VCU historian focuses on segregation
In 1963, Dr. Betty Brown Bibbins was the first African American student to attend her local junior high school in Portsmouth, Virginia.
On her first day of school, Bibbins and her parents were met by an angry crowd, a scene that persisted throughout the school year. The police escorted Betty to her classroom, and when she entered, her entire class moved to the other side of the room.
“And that’s how it was for that whole year,” Bibbins recalled in a video interview with the group Desegregation of Virginia Education (DOVE). “I was the only person with two to three chairs around me in all directions not being filled by another human being.”
African Americans were barred from Virginia’s public schools starting in 1831. In 1870, the state formally created a segregated public school system that endured for more than 90 years.
Richmonder and Virginia Commonwealth University (VCU) history professor Dr. Brian J. Daugherity is on a mission to document that history, warts and all.
“I’ve always been drawn to history that has a connection to the present day, and to stories in which people struggle and sacrifice for what they believe in,” he said in an interview with Fifty Plus.
At VCU, Daugherity teaches U.S. and Virginia history from the time of the Civil War through the U.S. Civil Rights movement.
This year he is working on a film with Dr. Jody Allen of William and Mary about the 1968 U.S. Supreme Court case Green v. New Kent County — a school desegregation decision in which the Court ordered that school districts had an affirmative duty to establish unitary school systems.
A bumpy road to equality
First, a history recap: In the 1896 Plessy v. Ferguson case, the U.S. Supreme Court ruled that separate school systems were legal as long as they were “equal.”
But in Virginia, they were far from equal. White teachers’ salaries were three times that of Black teachers in 1915. Black students often received hand-me-down textbooks and supplies. Some Black schools, heated by wood stoves, were so cold in the winter that youngsters had to wear coats and gloves indoors.
In its 1954 landmark, unanimous Brown v. Board of Education decision, which overturned Plessy v. Ferguson, the Supreme Court ruled that “separate educational facilities are inherently unequal” and therefore unconstitutional.

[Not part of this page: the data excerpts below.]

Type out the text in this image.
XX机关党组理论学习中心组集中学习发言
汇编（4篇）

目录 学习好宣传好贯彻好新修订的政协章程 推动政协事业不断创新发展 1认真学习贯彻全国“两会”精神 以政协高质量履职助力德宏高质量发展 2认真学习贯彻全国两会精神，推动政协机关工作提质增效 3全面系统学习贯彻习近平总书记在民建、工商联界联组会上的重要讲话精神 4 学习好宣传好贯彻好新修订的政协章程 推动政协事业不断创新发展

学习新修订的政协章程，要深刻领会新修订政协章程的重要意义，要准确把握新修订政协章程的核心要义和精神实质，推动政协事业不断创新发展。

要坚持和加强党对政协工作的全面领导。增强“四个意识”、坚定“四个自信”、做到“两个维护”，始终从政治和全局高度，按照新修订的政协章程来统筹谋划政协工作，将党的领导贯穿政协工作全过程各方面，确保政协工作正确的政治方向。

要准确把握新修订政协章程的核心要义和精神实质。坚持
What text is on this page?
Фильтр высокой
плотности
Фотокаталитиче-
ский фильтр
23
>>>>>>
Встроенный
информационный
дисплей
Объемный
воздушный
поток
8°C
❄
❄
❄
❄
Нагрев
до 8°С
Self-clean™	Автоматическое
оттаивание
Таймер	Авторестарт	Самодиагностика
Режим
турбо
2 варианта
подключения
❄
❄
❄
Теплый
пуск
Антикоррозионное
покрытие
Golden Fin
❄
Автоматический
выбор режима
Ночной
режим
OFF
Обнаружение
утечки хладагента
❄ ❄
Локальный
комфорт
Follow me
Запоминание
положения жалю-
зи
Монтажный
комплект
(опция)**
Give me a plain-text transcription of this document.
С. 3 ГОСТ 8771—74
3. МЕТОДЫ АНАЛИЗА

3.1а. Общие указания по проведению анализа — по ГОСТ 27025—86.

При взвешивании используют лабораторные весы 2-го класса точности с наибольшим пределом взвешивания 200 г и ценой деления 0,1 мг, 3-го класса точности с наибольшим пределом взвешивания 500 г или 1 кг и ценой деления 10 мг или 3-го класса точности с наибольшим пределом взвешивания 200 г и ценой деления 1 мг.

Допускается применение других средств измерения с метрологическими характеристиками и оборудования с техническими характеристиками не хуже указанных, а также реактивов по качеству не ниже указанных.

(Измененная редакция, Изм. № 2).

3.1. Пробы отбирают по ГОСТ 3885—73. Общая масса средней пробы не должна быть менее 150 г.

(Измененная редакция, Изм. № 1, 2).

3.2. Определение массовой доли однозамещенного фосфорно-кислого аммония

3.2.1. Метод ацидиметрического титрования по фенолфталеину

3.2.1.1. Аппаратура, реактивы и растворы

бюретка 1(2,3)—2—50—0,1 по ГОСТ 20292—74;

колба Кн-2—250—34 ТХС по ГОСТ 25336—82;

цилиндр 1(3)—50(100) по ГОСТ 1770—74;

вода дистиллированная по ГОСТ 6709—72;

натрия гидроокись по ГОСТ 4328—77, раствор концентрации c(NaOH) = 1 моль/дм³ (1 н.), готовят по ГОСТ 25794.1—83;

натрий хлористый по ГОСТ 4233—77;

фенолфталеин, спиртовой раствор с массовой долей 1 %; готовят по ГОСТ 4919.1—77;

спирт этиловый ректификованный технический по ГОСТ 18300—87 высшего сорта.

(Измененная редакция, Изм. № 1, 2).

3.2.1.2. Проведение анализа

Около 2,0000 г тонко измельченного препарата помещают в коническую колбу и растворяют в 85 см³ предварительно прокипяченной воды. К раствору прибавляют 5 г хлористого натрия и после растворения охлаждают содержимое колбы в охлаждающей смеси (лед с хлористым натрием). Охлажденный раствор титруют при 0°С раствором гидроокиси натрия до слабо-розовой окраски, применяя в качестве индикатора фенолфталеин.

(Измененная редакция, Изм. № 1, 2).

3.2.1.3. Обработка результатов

But Virginia officially resisted, a movement that became known as “massive resistance” to desegregation, even closing public schools entirely. Many white parents formed private “academies” to avoid sending their children to desegregated schools, while many Black students had to go without school or move to another state.
Documenting the struggle
Desegregation in the state proceeded in fits and starts.
Daugherity, one of a dozen or so historians around the U.S. who researches and writes about school desegregation, has published three books: With All Deliberate Speed: Implementing Brown v. Board of Education, edited with Charles C. Bolton (2008); Keep On Keeping On: The NAACP and the Implementation of Brown v. Board of Education in Virginia (2016); and A Little Child Shall Lead Them: A Documentary Account of the Struggle for School Desegregation in Prince Edward County, Virginia (2019).
In August, he received an award from the Virginia Museum of History and Culture for his article, “A New Era in Building: African American Educational Activism in Goochland County, Virginia, 1911-32,” co-authored with Alyce Miller.
In addition to teaching and conducting research, Daugherity co-chairs Desegregation of Virginia Education (DOVE) with Washington area consultant Ann Jimerson. Founded in 2008, DOVE is a collaboration between universities, scholars, libraries, people and groups dedicated to ensuring that this history is understood and preserved.
DOVE researchers find, preserve and catalog records that document the desegregation struggle in public and private schools from grades K-12, as well as in institutions of higher education, from the mid-1940s to the mid-1980s.
They comb through old newspapers, school records, court documents, correspondence, reports, photographs, personal papers, diaries, records from groups for and against integration, scrapbooks and yearbooks. Many documents are housed at Old Dominion University in Norfolk. George Mason University in Fairfax manages a resource guide for many records scattered around the state.
DOVE especially seeks first-person accounts from people who experienced desegregation, like Bibbins, so they can record the failures, successes and turbulence of this era. The people who lived the history can best tell the history, the group believes, and much of this history is unrecorded. So far, in 10 years, they have recorded about 120 oral histories.
Led by Daugherity, DOVE also brings teachers of grades six to 12 from all over the country to VCU for week-long summer workshops. There they learn that some determined Virginia civil rights lawyers in the 1930s advanced several school desegregation cases, while Virginia officials passed anti-integration laws and led the massive resistance movement.
Carmen Foster was a Black student during Richmond’s first desegregation wave in 1963. “I’m really enthused about the work Brian is doing. I applaud him for bringing these stories to light,” she said. “He has a real passion for this work.”
Foster is involved with DOVE, and also collects stories of teachers involved in the civil rights movement for a University of Virginia project called Teachers in the Movement.
Inspiring others
When Daugherity was eight years old, his family moved to Chesterfield County, where his school was in the early stages of desegregation.
After earning a bachelor’s degree in history at the College of William and Mary and a master’s at the University of Montana, he was drawn to the Mississippi Teacher Corps, a program that placed untrained teachers in that state’s public schools.
In the Mississippi Delta, as in Virginia, people had created white-only private academies. Daugherity taught history in Sunflower County public high schools that were 90% Black.
He then taught at Richard Bland College in Prince George, got a Ph.D. in history at William and Mary, and in 2004 landed at VCU.
Current work
In addition to his research on school desegregation, Daugherity is studying the history of Virginia’s state parks, a pursuit that combines his professional and recreational interests. With his wife, Stephanie O’Dell, who teaches design and graphics at Virginia State University, he enjoys the outdoors, especially hiking and international travel.
His students keep him inspired, Daugherity said.
“I find students today curious about this history but not that familiar with the story — until we dive into it in depth in the classroom,” he said.